Money down the drain. Worse yet, it's clogging the drain.

Al Gore and "Smart Growth"

US Vice President Al Gore recently called for measures to build more livable communities in the USA. He said that continued economic competitiveness depended on the change. Speaking before the Brookings Institution, Gore announced federal initiatives to encourage sustainable growth. Hearings will be held around the USA this fall to discuss the issue of sprawl and to look for ways the government can help mitigate this problem. "Location-Efficient Mortgages" will be supported by federal institutions - those buying a home near good public transport will be allowed to take on bigger mortgages in the expectation that the family's transport expenses will be lower. The mortgages will come with a 30-year public transport pass. A range of other measures was also announced.

From a White House press release
"Vice President Gore Calls for Healthier, More Livable Communities"
2 September 1998 as posted to the cons-spst-sprawl-dev list

Many people in the environmental movement will argue that "smart growth" is an oxymoron, but it is certainly clear that some kinds of growth are smarter than others. Gore seems to be doing his homework.

Green Taxes a Hit

A poll of more than 500 registered US voters conducted by International Communications Research between 29 May and 2 June 1998 showed that more than 70 percent of those polled supported taxing dirty energy sources and using the funds to reduce income taxes.

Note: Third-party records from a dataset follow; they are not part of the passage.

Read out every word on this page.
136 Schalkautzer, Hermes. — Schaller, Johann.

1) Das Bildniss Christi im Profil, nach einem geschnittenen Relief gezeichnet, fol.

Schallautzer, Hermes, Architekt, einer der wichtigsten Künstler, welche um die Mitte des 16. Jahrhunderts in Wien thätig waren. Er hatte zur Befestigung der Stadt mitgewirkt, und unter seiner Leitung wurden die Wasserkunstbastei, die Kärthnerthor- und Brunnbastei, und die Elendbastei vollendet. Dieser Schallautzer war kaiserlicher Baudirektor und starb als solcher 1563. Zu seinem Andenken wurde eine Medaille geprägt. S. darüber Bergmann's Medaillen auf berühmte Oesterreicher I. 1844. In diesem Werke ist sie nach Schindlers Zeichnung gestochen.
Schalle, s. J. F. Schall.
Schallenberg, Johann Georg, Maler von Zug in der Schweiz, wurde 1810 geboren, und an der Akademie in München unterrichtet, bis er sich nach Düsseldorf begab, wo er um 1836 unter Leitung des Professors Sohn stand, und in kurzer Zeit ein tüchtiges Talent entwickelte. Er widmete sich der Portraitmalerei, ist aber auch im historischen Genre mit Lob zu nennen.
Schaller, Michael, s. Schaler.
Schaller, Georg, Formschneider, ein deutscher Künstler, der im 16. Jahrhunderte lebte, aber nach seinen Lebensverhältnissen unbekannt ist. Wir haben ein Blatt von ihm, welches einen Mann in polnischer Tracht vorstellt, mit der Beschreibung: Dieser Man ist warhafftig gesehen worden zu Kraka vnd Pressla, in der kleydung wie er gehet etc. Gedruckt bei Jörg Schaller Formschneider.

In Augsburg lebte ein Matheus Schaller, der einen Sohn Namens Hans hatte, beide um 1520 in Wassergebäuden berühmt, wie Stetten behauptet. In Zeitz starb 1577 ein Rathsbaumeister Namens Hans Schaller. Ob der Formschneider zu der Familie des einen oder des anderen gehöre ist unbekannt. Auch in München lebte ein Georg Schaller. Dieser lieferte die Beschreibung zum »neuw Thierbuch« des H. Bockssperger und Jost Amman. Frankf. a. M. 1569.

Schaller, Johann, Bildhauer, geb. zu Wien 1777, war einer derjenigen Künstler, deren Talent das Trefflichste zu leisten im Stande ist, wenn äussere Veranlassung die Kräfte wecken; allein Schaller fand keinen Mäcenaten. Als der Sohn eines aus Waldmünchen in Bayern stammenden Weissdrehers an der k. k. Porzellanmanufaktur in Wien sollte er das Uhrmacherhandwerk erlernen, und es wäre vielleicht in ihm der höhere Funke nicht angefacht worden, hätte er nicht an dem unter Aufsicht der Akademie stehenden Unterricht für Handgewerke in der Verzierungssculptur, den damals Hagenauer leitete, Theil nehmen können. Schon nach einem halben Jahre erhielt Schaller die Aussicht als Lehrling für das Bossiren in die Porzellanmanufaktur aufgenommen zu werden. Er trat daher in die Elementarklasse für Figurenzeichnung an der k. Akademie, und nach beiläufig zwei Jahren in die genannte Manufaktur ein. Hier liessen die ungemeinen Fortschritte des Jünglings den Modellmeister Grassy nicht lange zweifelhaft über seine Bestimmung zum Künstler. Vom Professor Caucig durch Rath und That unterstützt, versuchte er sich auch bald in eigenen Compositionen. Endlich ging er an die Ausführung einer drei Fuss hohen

Press release from Friends of the Earth
"Poll Finds US Voters Favor Green Taxes"
as posted to the cons-spst-sprawl-dev list

People really don't like pollution. It's time that politicians figured this out.

Cars and Air Pollution

According to figures from the San Francisco Bay Area Air Quality Management District, motor vehicles emit 43% of the reactive organic gases (ROG) and 47% of NOx. These figures are calculated using the emission factors prescribed by the California Air Resources Board (CARB). However, recent studies in tunnels show that ROG emissions are 40 to 85% higher than CARB's assumptions. It appears that estimates of ROG emissions will have to increase to show that cars cause between 50 and 60% of the total - vehicles are thus the majority source of this form of pollution, which causes smog.

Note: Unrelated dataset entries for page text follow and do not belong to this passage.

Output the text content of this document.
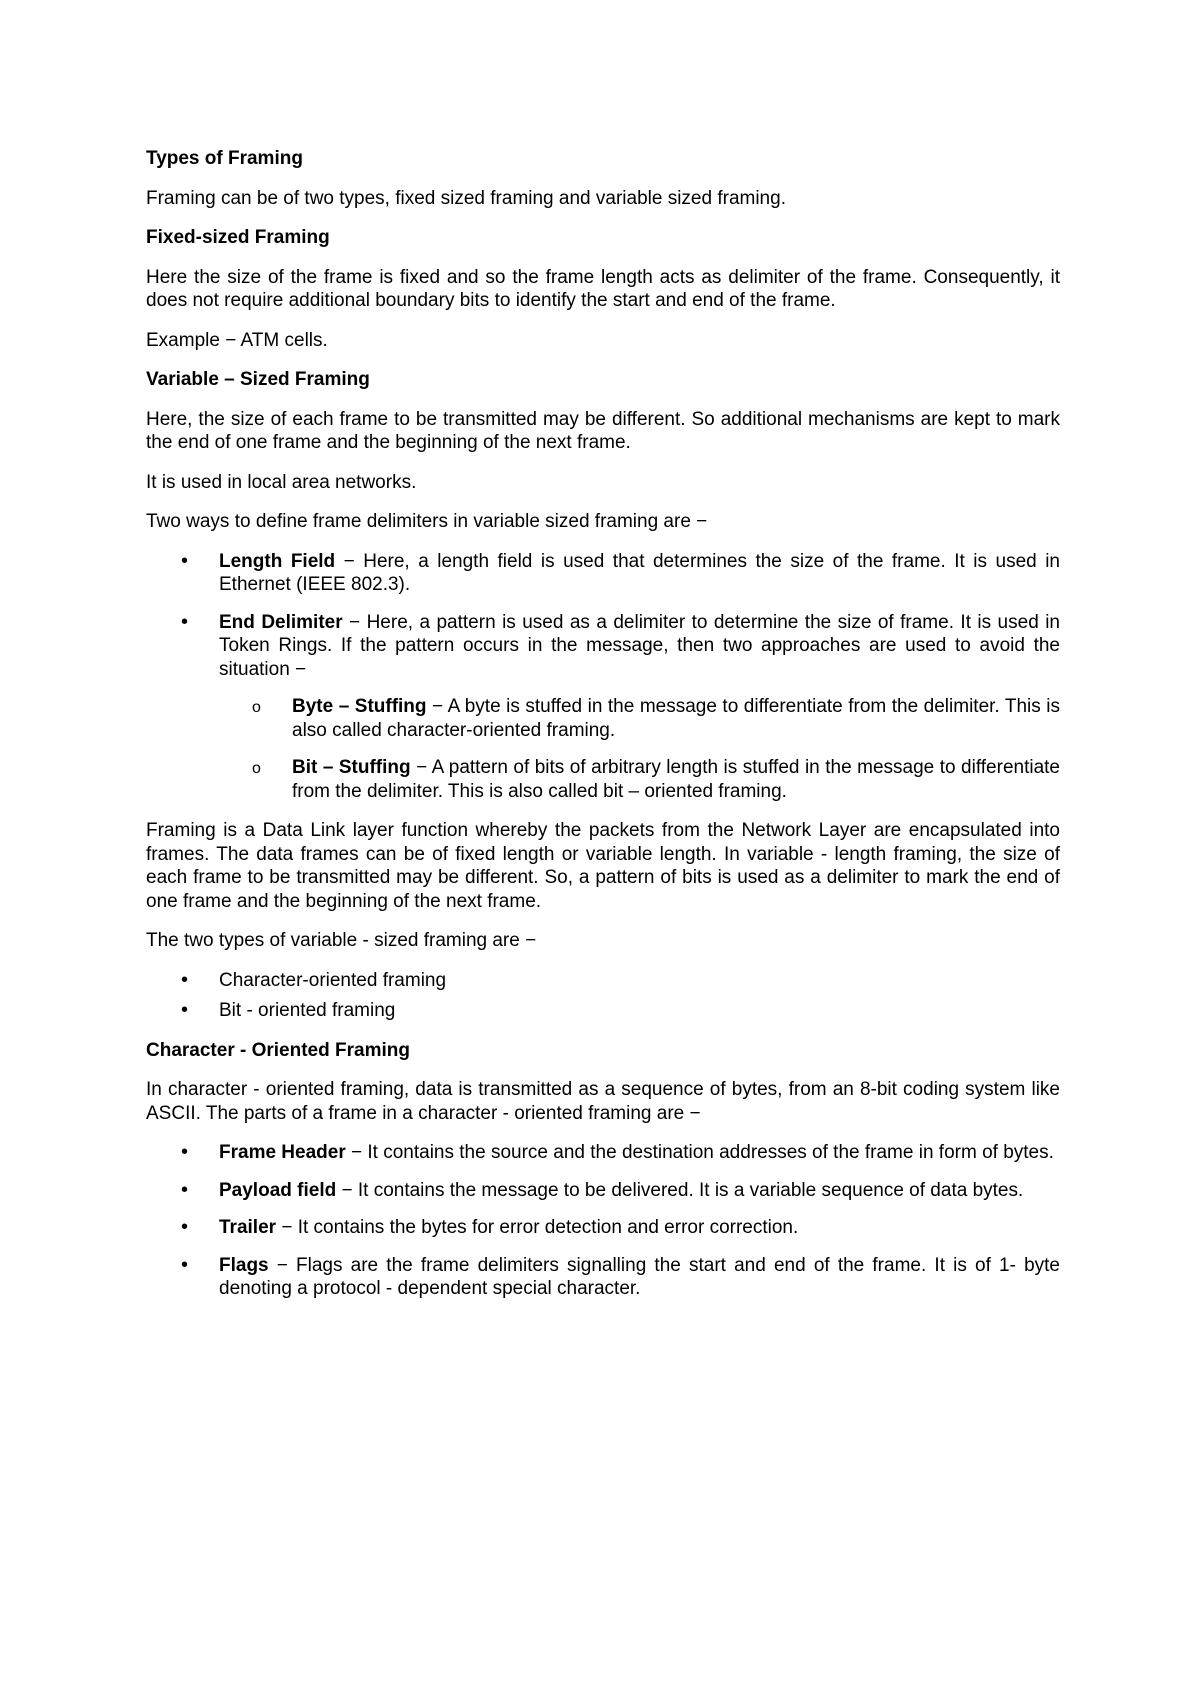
Types of Framing

Framing can be of two types, fixed sized framing and variable sized framing.

Fixed-sized Framing

Here the size of the frame is fixed and so the frame length acts as delimiter of the frame. Consequently, it does not require additional boundary bits to identify the start and end of the frame.

Example − ATM cells.

Variable – Sized Framing

Here, the size of each frame to be transmitted may be different. So additional mechanisms are kept to mark the end of one frame and the beginning of the next frame.

It is used in local area networks.

Two ways to define frame delimiters in variable sized framing are −

• Length Field − Here, a length field is used that determines the size of the frame. It is used in Ethernet (IEEE 802.3).
• End Delimiter − Here, a pattern is used as a delimiter to determine the size of frame. It is used in Token Rings. If the pattern occurs in the message, then two approaches are used to avoid the situation −
o Byte – Stuffing − A byte is stuffed in the message to differentiate from the delimiter. This is also called character-oriented framing.
o Bit – Stuffing − A pattern of bits of arbitrary length is stuffed in the message to differentiate from the delimiter. This is also called bit – oriented framing.

Framing is a Data Link layer function whereby the packets from the Network Layer are encapsulated into frames. The data frames can be of fixed length or variable length. In variable - length framing, the size of each frame to be transmitted may be different. So, a pattern of bits is used as a delimiter to mark the end of one frame and the beginning of the next frame.

The two types of variable - sized framing are −

• Character-oriented framing
• Bit - oriented framing
Character - Oriented Framing

In character - oriented framing, data is transmitted as a sequence of bytes, from an 8-bit coding system like ASCII. The parts of a frame in a character - oriented framing are −

• Frame Header − It contains the source and the destination addresses of the frame in form of bytes.
• Payload field − It contains the message to be delivered. It is a variable sequence of data bytes.
• Trailer − It contains the bytes for error detection and error correction.
• Flags − Flags are the frame delimiters signalling the start and end of the frame. It is of 1- byte denoting a protocol - dependent special character.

From a posting by John Holtzclaw to the cons-spst-sprawl-trans list

Despite considerable technical improvements, cars continue to cause terrible air pollution problems in cities.

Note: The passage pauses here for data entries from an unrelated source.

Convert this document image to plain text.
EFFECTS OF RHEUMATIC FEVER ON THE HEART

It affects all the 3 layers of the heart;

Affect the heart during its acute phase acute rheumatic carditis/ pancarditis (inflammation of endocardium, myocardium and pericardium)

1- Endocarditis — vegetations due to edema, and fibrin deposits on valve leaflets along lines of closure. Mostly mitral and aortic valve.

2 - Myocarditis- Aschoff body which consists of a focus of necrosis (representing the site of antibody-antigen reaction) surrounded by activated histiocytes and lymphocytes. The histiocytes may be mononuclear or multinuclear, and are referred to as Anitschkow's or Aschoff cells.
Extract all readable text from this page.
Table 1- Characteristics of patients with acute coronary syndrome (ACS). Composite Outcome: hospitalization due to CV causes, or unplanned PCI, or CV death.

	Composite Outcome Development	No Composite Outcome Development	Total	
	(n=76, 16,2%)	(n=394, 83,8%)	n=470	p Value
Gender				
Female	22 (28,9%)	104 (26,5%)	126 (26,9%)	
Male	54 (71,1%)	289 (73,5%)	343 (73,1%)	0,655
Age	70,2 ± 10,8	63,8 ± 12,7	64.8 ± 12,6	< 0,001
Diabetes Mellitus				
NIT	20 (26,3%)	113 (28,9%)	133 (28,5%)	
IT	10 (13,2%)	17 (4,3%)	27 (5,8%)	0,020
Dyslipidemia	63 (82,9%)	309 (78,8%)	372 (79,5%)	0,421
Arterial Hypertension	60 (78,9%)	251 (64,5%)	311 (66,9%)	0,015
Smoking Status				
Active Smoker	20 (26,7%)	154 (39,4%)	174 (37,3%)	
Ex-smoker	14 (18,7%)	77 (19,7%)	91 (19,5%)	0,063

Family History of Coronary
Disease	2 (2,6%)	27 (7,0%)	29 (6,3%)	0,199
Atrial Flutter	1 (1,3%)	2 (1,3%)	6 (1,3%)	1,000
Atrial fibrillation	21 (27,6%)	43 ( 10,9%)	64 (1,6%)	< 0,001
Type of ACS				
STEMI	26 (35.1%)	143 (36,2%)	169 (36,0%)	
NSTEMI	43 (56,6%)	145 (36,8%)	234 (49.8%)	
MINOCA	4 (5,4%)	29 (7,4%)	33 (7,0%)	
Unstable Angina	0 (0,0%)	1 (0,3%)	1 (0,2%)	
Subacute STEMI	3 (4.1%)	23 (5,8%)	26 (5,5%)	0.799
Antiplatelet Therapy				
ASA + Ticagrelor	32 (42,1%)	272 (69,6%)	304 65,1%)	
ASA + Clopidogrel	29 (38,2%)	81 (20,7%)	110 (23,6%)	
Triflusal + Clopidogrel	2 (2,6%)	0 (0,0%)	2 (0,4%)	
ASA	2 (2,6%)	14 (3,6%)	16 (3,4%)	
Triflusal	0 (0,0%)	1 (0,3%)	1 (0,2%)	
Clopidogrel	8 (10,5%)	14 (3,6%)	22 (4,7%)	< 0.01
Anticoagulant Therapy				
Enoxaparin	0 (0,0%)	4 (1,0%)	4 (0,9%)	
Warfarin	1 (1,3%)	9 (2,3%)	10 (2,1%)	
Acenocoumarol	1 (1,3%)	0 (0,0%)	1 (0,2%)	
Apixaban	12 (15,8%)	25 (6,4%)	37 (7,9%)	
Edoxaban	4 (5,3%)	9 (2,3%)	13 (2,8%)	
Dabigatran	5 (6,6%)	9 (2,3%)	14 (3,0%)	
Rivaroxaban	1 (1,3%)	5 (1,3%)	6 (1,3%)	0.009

Disinformation and the Oil Industry

Worldwatch Institute president Lester Brown, speaking before the Offshore Northern Seas conference, recently said that oil companies must prepare for a post-automobile urban economy. He also said that taxation should shift away from personal income taxes to pollution taxes. He went on to say:

    "The image of U.S. oil companies is of an industry pursuing a disinformation campaign, rather like the tobacco industry hiring out people to testify about the lack of proof that smoking causes cancer."

Reuters, 28 August 1998, dateline Stavanger, Norway

Recent noises by Mobil support the contention of a disinformation campaign. Read a deftly-told series of misleading truths.

Plentiful Methane?

Thomas Gold's Power from the Earth: Deep Earth Gas--Energy for the Future is an interesting proposition that challenges conventional theories about the origins of gas and oil. Gold believes that the earth's mantle constantly outgasses, and that methane is a major component of the gas. He builds a coherent theory supported by widely disparate phenomena ranging from earthquakes to the distribution of the isotopes of helium to the composition of meteorites. Gold believes that there are large, untapped, reservoirs of methane (natural gas) deeper in the earth's crust than we are accustomed to drilling for gas and oil. Recent deep drilling lends support to this hypothesis.

Thomas Gold
Power from the Earth: Deep Earth Gas--Energy for the Future
(London & Manchester: J.M. Dent & Sons Ltd, 1987)

This books reminds us that we should not pin our opposition to urban cars on any single point of the argument. Our energy future may be much less limited than now appeared to be the case. This change would not, of course, affect most of the other reasons to move cars out of cities.